Another way of seeing this, is the number of people not in the labor force, which declined from an all time record 91,808 to 91,455 – just below the second highest ever.
BLS Revises Historical Job Numbers Higher By Half A Million: A Look At The “Before” And “After”
With the HFT brigade selling then buying, and trying to goalseek an explanation of why this happened after the fact, one key aspect of today’s release that was ignored is that the BLS just revised its Establishment Survey data, in the process changing all historical job numbers. To wit: “Establishment survey data have been revised as a result of the annual benchmarking process and the updating of seasonal adjustment factors.

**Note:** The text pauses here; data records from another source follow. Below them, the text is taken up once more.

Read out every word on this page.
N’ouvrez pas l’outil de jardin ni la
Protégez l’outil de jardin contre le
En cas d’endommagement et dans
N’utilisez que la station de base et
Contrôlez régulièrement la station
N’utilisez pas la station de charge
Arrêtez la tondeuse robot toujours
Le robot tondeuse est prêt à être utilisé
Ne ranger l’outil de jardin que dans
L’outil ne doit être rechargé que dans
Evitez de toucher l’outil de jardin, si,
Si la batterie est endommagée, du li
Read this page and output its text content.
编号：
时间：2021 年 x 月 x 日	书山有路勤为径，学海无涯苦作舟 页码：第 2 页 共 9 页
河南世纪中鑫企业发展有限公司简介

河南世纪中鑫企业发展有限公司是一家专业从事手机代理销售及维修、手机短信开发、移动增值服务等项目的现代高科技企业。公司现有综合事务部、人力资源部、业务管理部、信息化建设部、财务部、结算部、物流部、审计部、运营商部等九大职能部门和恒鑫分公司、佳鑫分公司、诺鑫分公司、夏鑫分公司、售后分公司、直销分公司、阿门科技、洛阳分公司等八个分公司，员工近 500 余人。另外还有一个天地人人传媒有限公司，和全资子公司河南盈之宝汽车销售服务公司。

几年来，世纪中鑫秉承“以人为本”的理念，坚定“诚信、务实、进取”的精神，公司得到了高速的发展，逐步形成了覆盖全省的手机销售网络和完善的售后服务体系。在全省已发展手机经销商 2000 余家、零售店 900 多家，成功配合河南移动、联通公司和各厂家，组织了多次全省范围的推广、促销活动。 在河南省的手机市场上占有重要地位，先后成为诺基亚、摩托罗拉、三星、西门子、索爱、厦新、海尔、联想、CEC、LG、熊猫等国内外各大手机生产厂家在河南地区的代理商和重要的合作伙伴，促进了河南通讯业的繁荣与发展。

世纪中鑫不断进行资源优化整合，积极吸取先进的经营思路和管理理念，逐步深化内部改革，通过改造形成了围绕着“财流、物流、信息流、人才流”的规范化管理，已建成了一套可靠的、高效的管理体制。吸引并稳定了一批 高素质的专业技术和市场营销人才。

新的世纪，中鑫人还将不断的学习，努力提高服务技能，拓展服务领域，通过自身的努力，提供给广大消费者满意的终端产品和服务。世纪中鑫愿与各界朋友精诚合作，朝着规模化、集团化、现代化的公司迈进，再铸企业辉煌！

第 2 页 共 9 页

Also, household survey data for January 2014 reflect updated population estimates.” As a result of this revision, while the monthly changes were not that dramatic, what happened is that the “stock” level of jobs as reflected in the Establishment Survey rose by half a million as of December 31, from 136,877 to 137,386.
And so all key historic data – from GDP in early 2013 to jobs – has now been revised to reflect a more rosy economy, and instill consumers with even more confidence in hopes they will spend, spend, spend.
• source: zerohedge
1.3 Million People Fall Off Extended Benefits In Past Year
Some food for thought on that blue dot on the chart above… Congress’ failure to extend unemployment benefits for 1.3 million Americans may have forced some who were otherwise content to collect benefits as long as they were able to do so back into the work force, albeit at a much lower paying job than they’d prefer.